L’adrenoleucodistrofia è una malattia genetica rara. La forma più diffusa è quella legata al cromosoma X e colpisce soprattutto il sistema nervoso. Ad oggi la terapia più efficace è il trapianto di cellule staminali di un fratello sano.

Esistono tre forme di adrenoleucodistrofia.

  • La forma cerebrale. Colpisce durante l’infanzia e i primi sintomi comprendono disturbi comportamentali e deficit d’apprendimento. Il bambino ha difficoltà a leggere, scrivere, comprendere quanto gli si dice. Con il tempo provoca disturbi della vista, dell’udito e del movimento.
  • Adrenomieloneuropatia. Si manifesta tra i 20 e i 30 anni con rigidità e debolezza delle gambe. Sono frequenti i disturbi a genitali e tratto urinario, oltre che i disturbi neurologici. Molti di coloro che ne soffrono manifestano anche insufficienza surrenalica.
  • Morbo di Addison. Il primo sintomo con cui si manifesta è l’insufficienza surrenalica. Di solito non ha ripercussioni neurologiche e può comparire sia nell’infanzia sia da adulti.

L’adrenoleucodistrofia legata all’X colpisce quasi solo bambini. Le femmine di solito sono portatrici sane, anche se alcuni soggetti mostrano sintomi simili all’andrenomieloneuropiatia. È però difficile disegnare un quadro chiaro, dato che la malattia presenta una elevata variabilità clinica.

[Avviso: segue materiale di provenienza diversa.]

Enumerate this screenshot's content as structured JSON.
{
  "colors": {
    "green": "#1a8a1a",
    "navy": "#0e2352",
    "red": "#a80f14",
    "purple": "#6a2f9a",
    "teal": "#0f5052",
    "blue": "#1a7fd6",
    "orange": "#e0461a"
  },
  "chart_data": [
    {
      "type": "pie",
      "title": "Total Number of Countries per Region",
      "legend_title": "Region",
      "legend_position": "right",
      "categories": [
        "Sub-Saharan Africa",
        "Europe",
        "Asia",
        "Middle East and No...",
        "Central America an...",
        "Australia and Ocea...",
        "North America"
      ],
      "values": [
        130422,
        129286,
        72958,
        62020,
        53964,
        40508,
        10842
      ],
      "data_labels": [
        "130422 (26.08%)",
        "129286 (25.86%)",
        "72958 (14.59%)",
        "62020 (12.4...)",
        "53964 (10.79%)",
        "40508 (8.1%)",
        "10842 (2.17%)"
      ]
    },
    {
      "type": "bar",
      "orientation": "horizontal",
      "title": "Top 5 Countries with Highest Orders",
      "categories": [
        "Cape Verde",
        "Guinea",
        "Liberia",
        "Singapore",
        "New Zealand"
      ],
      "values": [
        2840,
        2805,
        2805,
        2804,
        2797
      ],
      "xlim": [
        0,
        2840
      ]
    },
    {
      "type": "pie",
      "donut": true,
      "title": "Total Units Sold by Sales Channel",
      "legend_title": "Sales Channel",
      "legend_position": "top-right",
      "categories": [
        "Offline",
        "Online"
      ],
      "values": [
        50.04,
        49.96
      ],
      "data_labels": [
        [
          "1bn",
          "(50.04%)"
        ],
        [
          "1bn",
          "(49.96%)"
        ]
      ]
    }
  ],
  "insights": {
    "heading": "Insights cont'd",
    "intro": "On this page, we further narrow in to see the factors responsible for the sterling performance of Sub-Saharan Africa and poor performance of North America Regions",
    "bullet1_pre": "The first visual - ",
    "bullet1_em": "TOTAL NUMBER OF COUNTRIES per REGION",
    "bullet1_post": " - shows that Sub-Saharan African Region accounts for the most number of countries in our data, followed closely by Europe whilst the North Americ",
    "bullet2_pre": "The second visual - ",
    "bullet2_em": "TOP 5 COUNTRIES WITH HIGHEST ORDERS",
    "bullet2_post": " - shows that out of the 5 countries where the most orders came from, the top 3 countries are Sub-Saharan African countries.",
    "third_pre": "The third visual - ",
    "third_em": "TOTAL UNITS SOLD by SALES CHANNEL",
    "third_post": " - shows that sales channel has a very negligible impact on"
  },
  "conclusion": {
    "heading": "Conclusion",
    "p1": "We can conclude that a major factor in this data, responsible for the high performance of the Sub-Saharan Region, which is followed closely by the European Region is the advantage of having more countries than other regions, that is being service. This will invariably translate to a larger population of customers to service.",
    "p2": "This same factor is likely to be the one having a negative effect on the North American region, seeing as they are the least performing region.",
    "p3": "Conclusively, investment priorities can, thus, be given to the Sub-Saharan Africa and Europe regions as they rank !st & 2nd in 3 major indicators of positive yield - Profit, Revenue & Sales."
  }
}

La prima forma della malattia si trasmette per via ereditaria. È causata da una mutazione del gene X-ALD, che si trova appunto nel cromosoma X. Ci sono però casi di trasmissione sporadica, in cui l’anomalia si manifesta per la prima volta nel paziente. La diagnosi avviene mediante osservazione clinica, esami strumentali e di laboratorio. Nel caso siano noti casi in famiglia, è disponibile anche il test genetico per la diagnosi prenatale.

Per la forma cerebrale infantile il trattamento ad oggi più efficace è il trapianto di midollo. È necessario eseguire il trapianto nelle primissime fasi della malattia. In futuro potrebbe essere disponibile anche la terapia genica, ma gli studi e i trial sono ancora in corso. Purtroppo manca una terapia risolutiva: si può migliorare la qualità della vita del paziente, ma non guarirlo.